What is the AT firm’s organizational responsibility?

The SEC and the CFTC have recently lowered the bar for proving market manipulation from intent to recklessness, implying (in the case of AT, necessarily organizational) imprudence or irresponsibility.  So, in the case of failure of an AT system, how can the organization prove it was responsible, that it was prudent in its AT research and development (R&D) and operation and control (O&C)?  The answer is they were responsible because they followed a recognizably prudent process, one that proved and documented that the firm was justified in believing the future performance (i.e. stability) of its AT system.

AT systems make decisions based on proven research.  As such these systems can only modify the outcomes of these decisions using the structures embedded in the software (i.e. real-time risk control).

How do you know your trading system will work?  What passes as proven research?  The obligation of the AT firm is to prove and document that an AT system’s trading strategy and technology will operate in line with expectations and to specification.  Prudence demands that the firm prove that its systems will run in control.  This obligation can be satisfied by following a prudent process that justifies expectations in the performance of the AT system.

What are the responsibilities of AT firms?

People involved in AT now have both internal responsibilities to their firm and its profitability and external responsibilities to ensure the safe operation of their systems.  What’s problematic is that there are many different, and often competing, views on what the responsibilities are or should be in AT.

AT is an interdisciplinary endeavor requiring the input of traders, computer engineers, and quants.  Each of these disciplines has its own perspective. Traders, for example, often take seriously their principal function and obligation to maintain orderly markets.  Computer engineers have their own codes which require avoidance of unsafe practices and fail-safe design.  (These concepts are most often embedded within the topic of software quality.)  Responsibilities in quantitative analysis revolve around staying within the strategic bounds defined in exchange rules and government regulation and, furthermore, are largely thought to be superseded by adherence to mathematical truth.

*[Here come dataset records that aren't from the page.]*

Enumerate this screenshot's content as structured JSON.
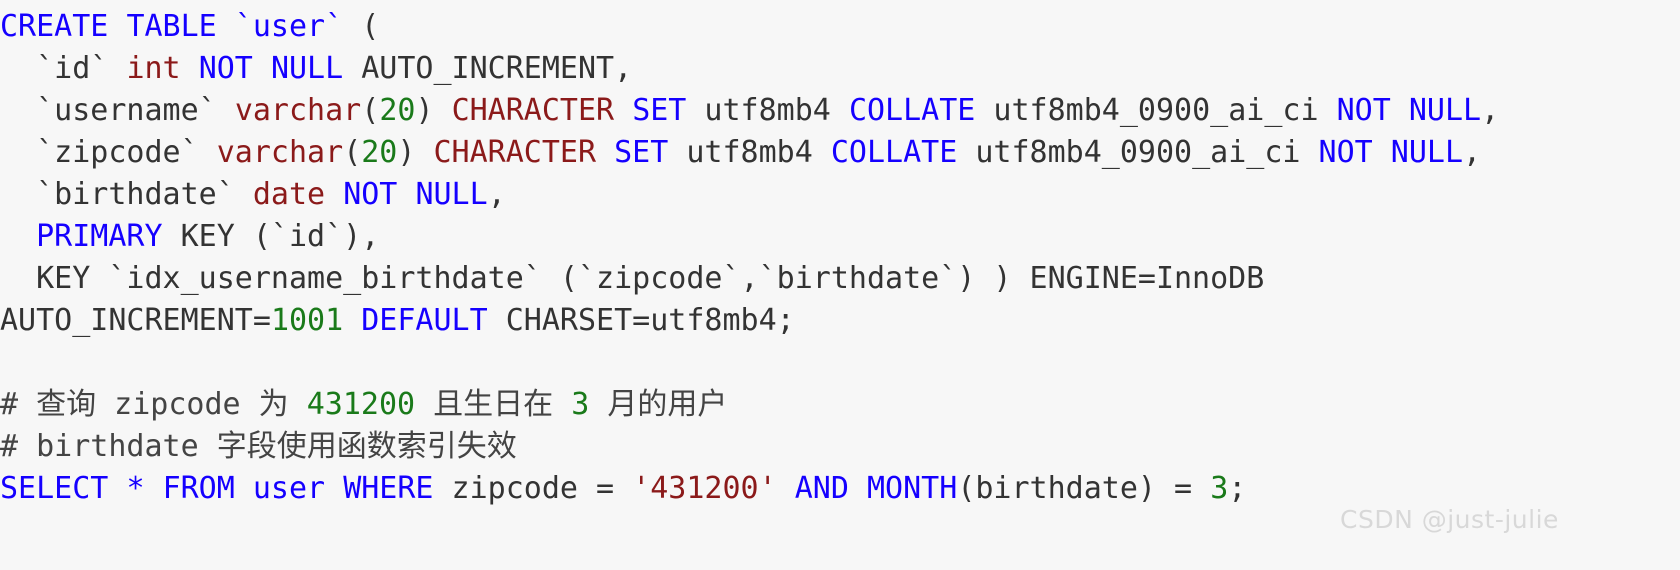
{
  "editor": {
    "background_color": "#f7f7f7",
    "language": "sql",
    "colors": {
      "keyword": "#1500ff",
      "type": "#8b1a1a",
      "number": "#1a7a1a",
      "string": "#8b1a1a",
      "identifier": "#333333",
      "comment": "#444444",
      "watermark": "#d8d8d8"
    }
  },
  "code": {
    "plain_text": "CREATE TABLE `user` (\n  `id` int NOT NULL AUTO_INCREMENT,\n  `username` varchar(20) CHARACTER SET utf8mb4 COLLATE utf8mb4_0900_ai_ci NOT NULL,\n  `zipcode` varchar(20) CHARACTER SET utf8mb4 COLLATE utf8mb4_0900_ai_ci NOT NULL,\n  `birthdate` date NOT NULL,\n  PRIMARY KEY (`id`),\n  KEY `idx_username_birthdate` (`zipcode`,`birthdate`) ) ENGINE=InnoDB AUTO_INCREMENT=1001 DEFAULT CHARSET=utf8mb4;\n\n# 查询 zipcode 为 431200 且生日在 3 月的用户\n# birthdate 字段使用函数索引失效\nSELECT * FROM user WHERE zipcode = '431200' AND MONTH(birthdate) = 3;",
    "lines": [
      {
        "index": 1,
        "tokens": [
          {
            "t": "CREATE",
            "c": "kw"
          },
          {
            "t": " ",
            "c": "id"
          },
          {
            "t": "TABLE",
            "c": "kw"
          },
          {
            "t": " ",
            "c": "id"
          },
          {
            "t": "`user`",
            "c": "kw"
          },
          {
            "t": " (",
            "c": "id"
          }
        ]
      },
      {
        "index": 2,
        "tokens": [
          {
            "t": "  `id` ",
            "c": "id"
          },
          {
            "t": "int",
            "c": "typ"
          },
          {
            "t": " ",
            "c": "id"
          },
          {
            "t": "NOT",
            "c": "kw"
          },
          {
            "t": " ",
            "c": "id"
          },
          {
            "t": "NULL",
            "c": "kw"
          },
          {
            "t": " AUTO_INCREMENT,",
            "c": "id"
          }
        ]
      },
      {
        "index": 3,
        "tokens": [
          {
            "t": "  `username` ",
            "c": "id"
          },
          {
            "t": "varchar",
            "c": "typ"
          },
          {
            "t": "(",
            "c": "id"
          },
          {
            "t": "20",
            "c": "num"
          },
          {
            "t": ") ",
            "c": "id"
          },
          {
            "t": "CHARACTER",
            "c": "typ"
          },
          {
            "t": " ",
            "c": "id"
          },
          {
            "t": "SET",
            "c": "kw"
          },
          {
            "t": " utf8mb4 ",
            "c": "id"
          },
          {
            "t": "COLLATE",
            "c": "kw"
          },
          {
            "t": " utf8mb4_0900_ai_ci ",
            "c": "id"
          },
          {
            "t": "NOT",
            "c": "kw"
          },
          {
            "t": " ",
            "c": "id"
          },
          {
            "t": "NULL",
            "c": "kw"
          },
          {
            "t": ",",
            "c": "id"
          }
        ]
      },
      {
        "index": 4,
        "tokens": [
          {
            "t": "  `zipcode` ",
            "c": "id"
          },
          {
            "t": "varchar",
            "c": "typ"
          },
          {
            "t": "(",
            "c": "id"
          },
          {
            "t": "20",
            "c": "num"
          },
          {
            "t": ") ",
            "c": "id"
          },
          {
            "t": "CHARACTER",
            "c": "typ"
          },
          {
            "t": " ",
            "c": "id"
          },
          {
            "t": "SET",
            "c": "kw"
          },
          {
            "t": " utf8mb4 ",
            "c": "id"
          },
          {
            "t": "COLLATE",
            "c": "kw"
          },
          {
            "t": " utf8mb4_0900_ai_ci ",
            "c": "id"
          },
          {
            "t": "NOT",
            "c": "kw"
          },
          {
            "t": " ",
            "c": "id"
          },
          {
            "t": "NULL",
            "c": "kw"
          },
          {
            "t": ",",
            "c": "id"
          }
        ]
      },
      {
        "index": 5,
        "tokens": [
          {
            "t": "  `birthdate` ",
            "c": "id"
          },
          {
            "t": "date",
            "c": "typ"
          },
          {
            "t": " ",
            "c": "id"
          },
          {
            "t": "NOT",
            "c": "kw"
          },
          {
            "t": " ",
            "c": "id"
          },
          {
            "t": "NULL",
            "c": "kw"
          },
          {
            "t": ",",
            "c": "id"
          }
        ]
      },
      {
        "index": 6,
        "tokens": [
          {
            "t": "  ",
            "c": "id"
          },
          {
            "t": "PRIMARY",
            "c": "kw"
          },
          {
            "t": " KEY (`id`),",
            "c": "id"
          }
        ]
      },
      {
        "index": 7,
        "tokens": [
          {
            "t": "  KEY `idx_username_birthdate` (`zipcode`,`birthdate`) ) ENGINE=InnoDB",
            "c": "id"
          }
        ]
      },
      {
        "index": 8,
        "tokens": [
          {
            "t": "AUTO_INCREMENT=",
            "c": "id"
          },
          {
            "t": "1001",
            "c": "num"
          },
          {
            "t": " ",
            "c": "id"
          },
          {
            "t": "DEFAULT",
            "c": "kw"
          },
          {
            "t": " CHARSET=utf8mb4;",
            "c": "id"
          }
        ]
      },
      {
        "index": 9,
        "tokens": []
      },
      {
        "index": 10,
        "tokens": [
          {
            "t": "# 查询 zipcode 为 ",
            "c": "cmt"
          },
          {
            "t": "431200",
            "c": "cmtnum"
          },
          {
            "t": " 且生日在 ",
            "c": "cmt"
          },
          {
            "t": "3",
            "c": "cmtnum"
          },
          {
            "t": " 月的用户",
            "c": "cmt"
          }
        ]
      },
      {
        "index": 11,
        "tokens": [
          {
            "t": "# birthdate 字段使用函数索引失效",
            "c": "cmt"
          }
        ]
      },
      {
        "index": 12,
        "tokens": [
          {
            "t": "SELECT",
            "c": "kw"
          },
          {
            "t": " ",
            "c": "id"
          },
          {
            "t": "*",
            "c": "kw"
          },
          {
            "t": " ",
            "c": "id"
          },
          {
            "t": "FROM",
            "c": "kw"
          },
          {
            "t": " ",
            "c": "id"
          },
          {
            "t": "user",
            "c": "kw"
          },
          {
            "t": " ",
            "c": "id"
          },
          {
            "t": "WHERE",
            "c": "kw"
          },
          {
            "t": " zipcode = ",
            "c": "id"
          },
          {
            "t": "'431200'",
            "c": "str"
          },
          {
            "t": " ",
            "c": "id"
          },
          {
            "t": "AND",
            "c": "kw"
          },
          {
            "t": " ",
            "c": "id"
          },
          {
            "t": "MONTH",
            "c": "fn"
          },
          {
            "t": "(birthdate) = ",
            "c": "id"
          },
          {
            "t": "3",
            "c": "num"
          },
          {
            "t": ";",
            "c": "id"
          }
        ]
      }
    ]
  },
  "watermark": {
    "text": "CSDN @just-julie"
  }
}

Additional perspectives are added to the AT sphere by people and organizations outside the AT firm as well.  The exchanges have their perspectives, and certainly, as do people in different parts of the world.  The following figure shows the perspectives involved in AT:

These perspectives may sometimes be in conflict with each other.  Thus, different AT firms may recognize different responsibilities based upon the internal political dominance of one profession.  No framework exists in AT that considers cross-disciplinary responsibilities of safety to those who might be harmed—external market participants and society.  The new discussion needs to focus on organizational responsibilities.  Likewise, as the global trading network spans multiple AT firms, exchanges and countries, it is important also to consider the industry-wide obligations to create confidence in financial markets and their sustainability. The profitability of any individual firm cannot be more important than the safety of the global trading mechanism.

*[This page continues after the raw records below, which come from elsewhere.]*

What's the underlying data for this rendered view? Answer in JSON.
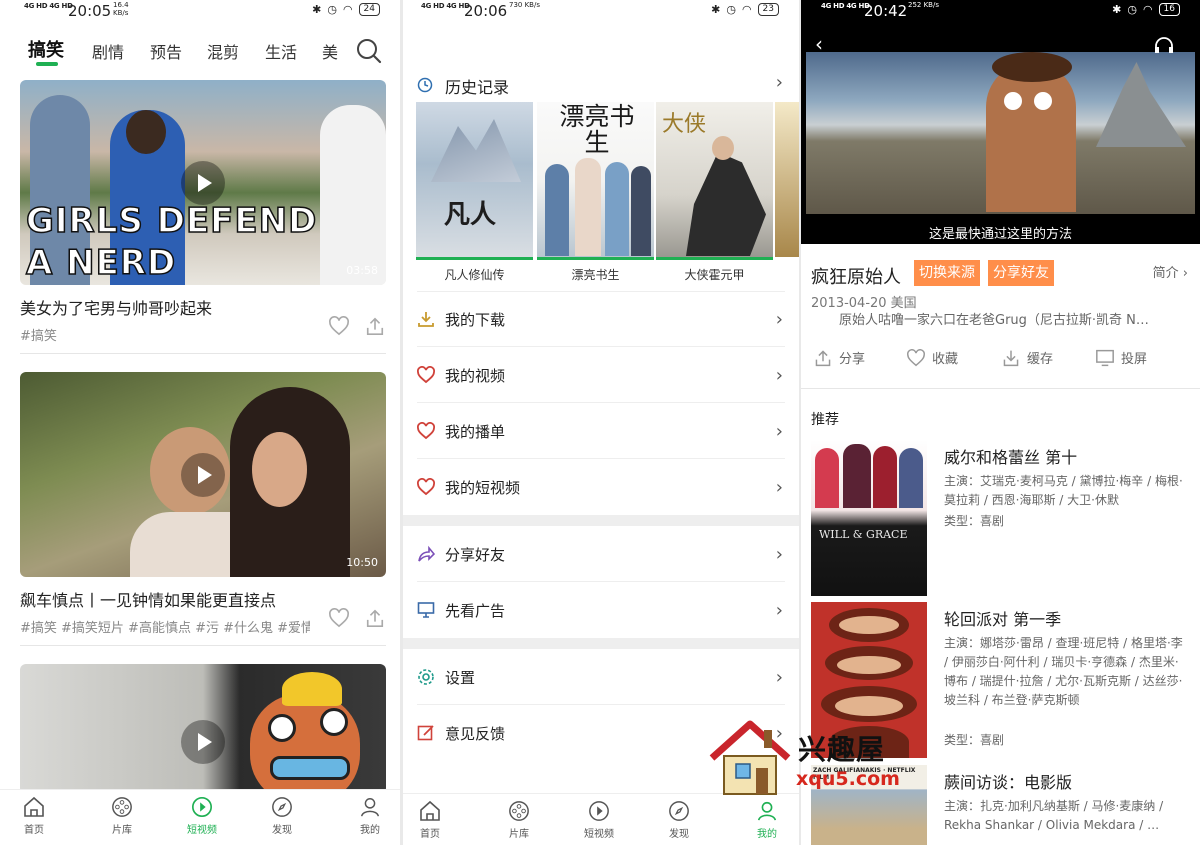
{
  "colors": {
    "accent": "#1fb053",
    "orange": "#ff8e4a"
  },
  "phone1": {
    "status": {
      "net": "4G HD 4G HD",
      "time": "20:05",
      "speed": "16.4\nKB/s",
      "battery": "24"
    },
    "tabs": [
      "搞笑",
      "剧情",
      "预告",
      "混剪",
      "生活",
      "美"
    ],
    "videos": [
      {
        "overlay": "GIRLS DEFEND\nA NERD",
        "duration": "03:58",
        "title": "美女为了宅男与帅哥吵起来",
        "tags": "#搞笑"
      },
      {
        "overlay": "",
        "duration": "10:50",
        "title": "飙车慎点丨一见钟情如果能更直接点",
        "tags": "#搞笑 #搞笑短片 #高能慎点 #污 #什么鬼 #爱情"
      },
      {
        "overlay": "",
        "duration": "",
        "title": "",
        "tags": ""
      }
    ],
    "nav": [
      "首页",
      "片库",
      "短视频",
      "发现",
      "我的"
    ]
  },
  "phone2": {
    "status": {
      "net": "4G HD 4G HD",
      "time": "20:06",
      "speed": "730\nKB/s",
      "battery": "23"
    },
    "history_label": "历史记录",
    "posters": [
      {
        "caption": "凡人修仙传",
        "art": "凡人"
      },
      {
        "caption": "漂亮书生",
        "art": "漂亮书生"
      },
      {
        "caption": "大侠霍元甲",
        "art": "大侠"
      }
    ],
    "menu": [
      "我的下载",
      "我的视频",
      "我的播单",
      "我的短视频",
      "分享好友",
      "先看广告",
      "设置",
      "意见反馈"
    ],
    "nav": [
      "首页",
      "片库",
      "短视频",
      "发现",
      "我的"
    ]
  },
  "phone3": {
    "status": {
      "net": "4G HD 4G HD",
      "time": "20:42",
      "speed": "252\nKB/s",
      "battery": "16"
    },
    "subtitle": "这是最快通过这里的方法",
    "title": "疯狂原始人",
    "switch_source": "切换来源",
    "share_friends": "分享好友",
    "intro": "简介",
    "meta": "2013-04-20  美国",
    "desc": "原始人咕噜一家六口在老爸Grug（尼古拉斯·凯奇 N…",
    "actions": [
      "分享",
      "收藏",
      "缓存",
      "投屏"
    ],
    "rec_title": "推荐",
    "recs": [
      {
        "name": "威尔和格蕾丝 第十",
        "cast": "主演：艾瑞克·麦柯马克 / 黛博拉·梅辛 / 梅根·莫拉莉 / 西恩·海耶斯 / 大卫·休默",
        "genre": "类型：喜剧",
        "art": "WILL & GRACE"
      },
      {
        "name": "轮回派对 第一季",
        "cast": "主演：娜塔莎·雷昂 / 查理·班尼特 / 格里塔·李 / 伊丽莎白·阿什利 / 瑞贝卡·亨德森 / 杰里米·博布 / 瑞提什·拉詹 / 尤尔·瓦斯克斯 / 达丝莎·坡兰科 / 布兰登·萨克斯顿",
        "genre": "类型：喜剧",
        "art": ""
      },
      {
        "name": "蕨间访谈：电影版",
        "cast": "主演：扎克·加利凡纳基斯 / 马修·麦康纳 / Rekha Shankar / Olivia Mekdara / …",
        "genre": "",
        "art": "ZACH GALIFIANAKIS · NETFLIX FILM"
      }
    ]
  },
  "watermark": {
    "cn": "兴趣屋",
    "en": "xqu5.com"
  }
}
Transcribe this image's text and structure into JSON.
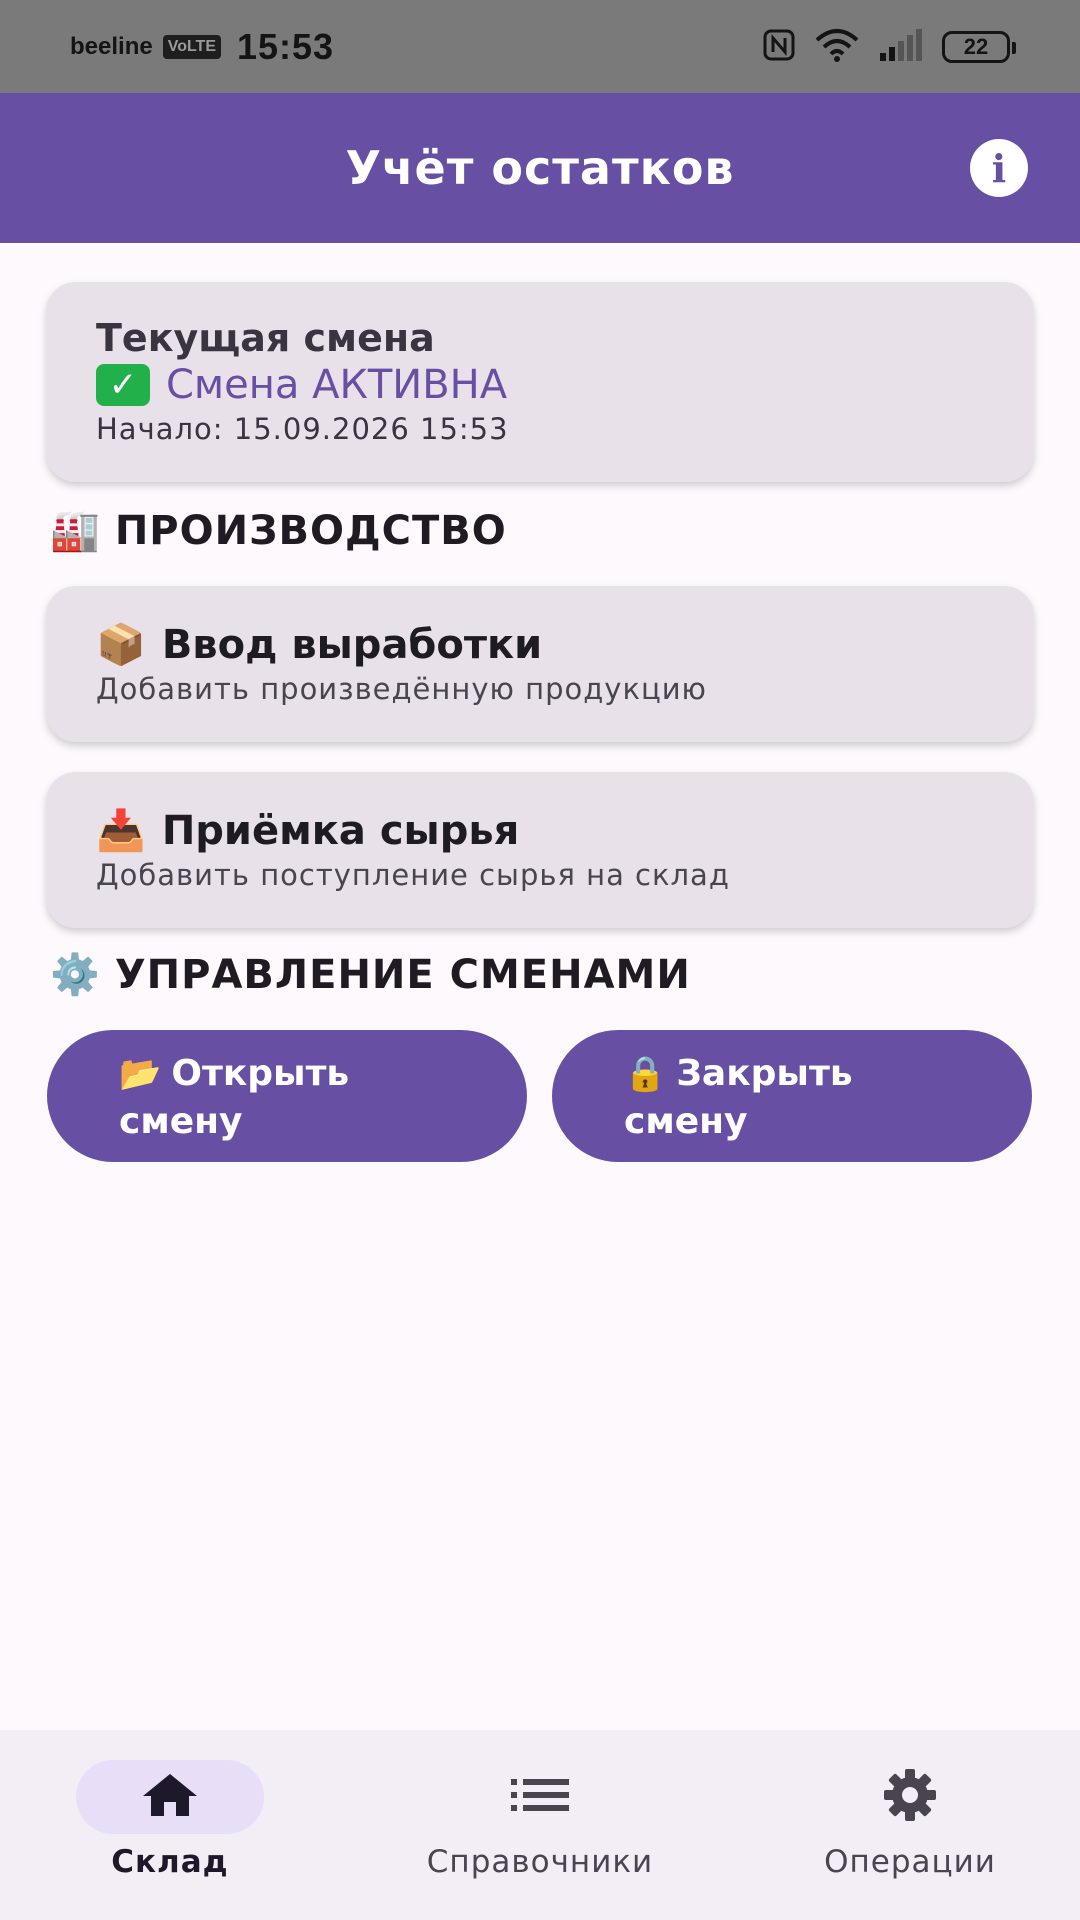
{
  "status_bar": {
    "carrier": "beeline",
    "network_badge": "VoLTE",
    "time": "15:53",
    "battery": "22",
    "icons": [
      "nfc-icon",
      "wifi-icon",
      "signal-icon",
      "battery-icon"
    ]
  },
  "app_bar": {
    "title": "Учёт остатков",
    "info_icon": "info-icon"
  },
  "shift_card": {
    "title": "Текущая смена",
    "status_icon": "check-icon",
    "status": "Смена АКТИВНА",
    "start": "Начало: 15.09.2026 15:53"
  },
  "production": {
    "title": "ПРОИЗВОДСТВО",
    "icon": "factory-icon",
    "actions": [
      {
        "icon": "package-icon",
        "title": "Ввод выработки",
        "subtitle": "Добавить произведённую продукцию"
      },
      {
        "icon": "inbox-tray-icon",
        "title": "Приёмка сырья",
        "subtitle": "Добавить поступление сырья на склад"
      }
    ]
  },
  "shift_management": {
    "title": "УПРАВЛЕНИЕ СМЕНАМИ",
    "icon": "gear-icon",
    "open_button": {
      "icon": "folder-icon",
      "line1": "Открыть",
      "line2": "смену"
    },
    "close_button": {
      "icon": "lock-icon",
      "line1": "Закрыть",
      "line2": "смену"
    }
  },
  "bottom_nav": {
    "items": [
      {
        "label": "Склад",
        "icon": "home-icon",
        "active": true
      },
      {
        "label": "Справочники",
        "icon": "list-icon",
        "active": false
      },
      {
        "label": "Операции",
        "icon": "settings-icon",
        "active": false
      }
    ]
  },
  "colors": {
    "primary": "#6750a4",
    "card_bg": "#e9e1ea",
    "status_bar": "#7a7a7a",
    "success": "#22b04b"
  }
}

What are examples of conflicts in AT development and operation?

The need for low latency gives rise to a conflict between speed (necessary for profitability) and the inclusion of fail-safe code that may add latency (necessary for safety of external stakeholders).  An inherent conflict also exists between minimizing costs and satisfying obligations to, for example, paying for research and development of real-time risk controls and/or redundant systems.  As time to market for an AT system matters, production pressure also lead to launch of risky trading systems.  The need for profitable AT systems cannot take precedence over the quality—stability and reliability—of the global system.